How to Approach Women - 3 Mistakes That Men Make When They Approach a Woman

Approaching women is not the easiest thing to do for most guys. When I say approaching a woman, I'm not just talking about walking up to her and saying hi and then walking away. I mean being able to walk up to her, get her talking and flirting back and forth with you and hopefully being able to land a date with her if she happens to be single. That's what most men seem to have a lot of trouble with and if you don't ever get to a point where you can approach a woman and get some sparks flying between you and her, there is a good chance that you are going to end up being single and frustrated.

So, in order to get the approach down right, you really should know some mistakes that men make quite a bit that you can avoid so that you do end up making a good first impression. Remember, in most situations, that first impression is ALL that you get. It's good to make sure that you do get it right.

Here are 3 mistakes that men make quite frequently when they approach a woman that you don't want to make:

1) They walk up to a woman looking like they have no confidence at all and they expect her to reject them.

You see this happen all of the time at clubs and bars. A guy will push himself to make an approach, or his friends will egg him on, but he doesn't really have the confidence that things will go well. So, as he walks over to that woman, his body language is saying that he expects her to reject him and that is an impression that you don't want to give off. Walk with confidence and assume that you DO have a chance with her.

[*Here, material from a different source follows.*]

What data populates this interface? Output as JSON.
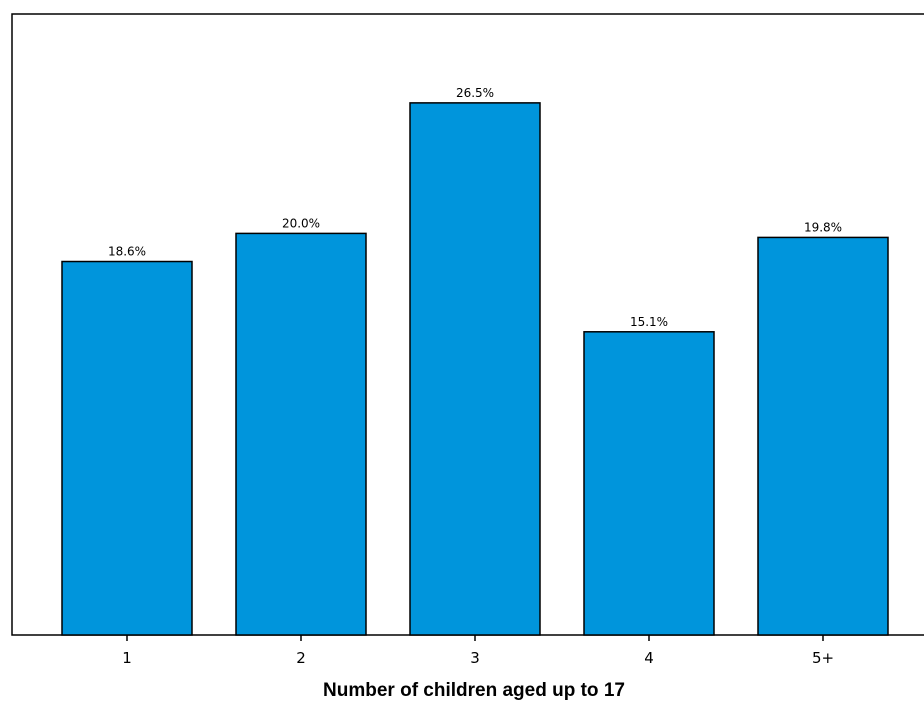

2) They use an opener that screams out, I'm trying to pick you up.

Outside of those cheesy frat boy style movies, coming across like you are trying to pick up a woman is almost always going to be a big mistake. That doesn't mean that you shouldn't try to pick up a woman, it just means that it can't come across like that is what you are trying to do. Use an opener that makes it seem like you really want to talk to her and get to know her.

3) They don't know how to transition beyond the opener.

You can't just approach a woman and drop a line on her and then expect that you've done enough to make her want to go out on a date with you. You have to be able to move beyond the opener and build both attraction and rapport with your conversation. Otherwise, the odds that you will be going out with her or at least getting her number are not that good at all.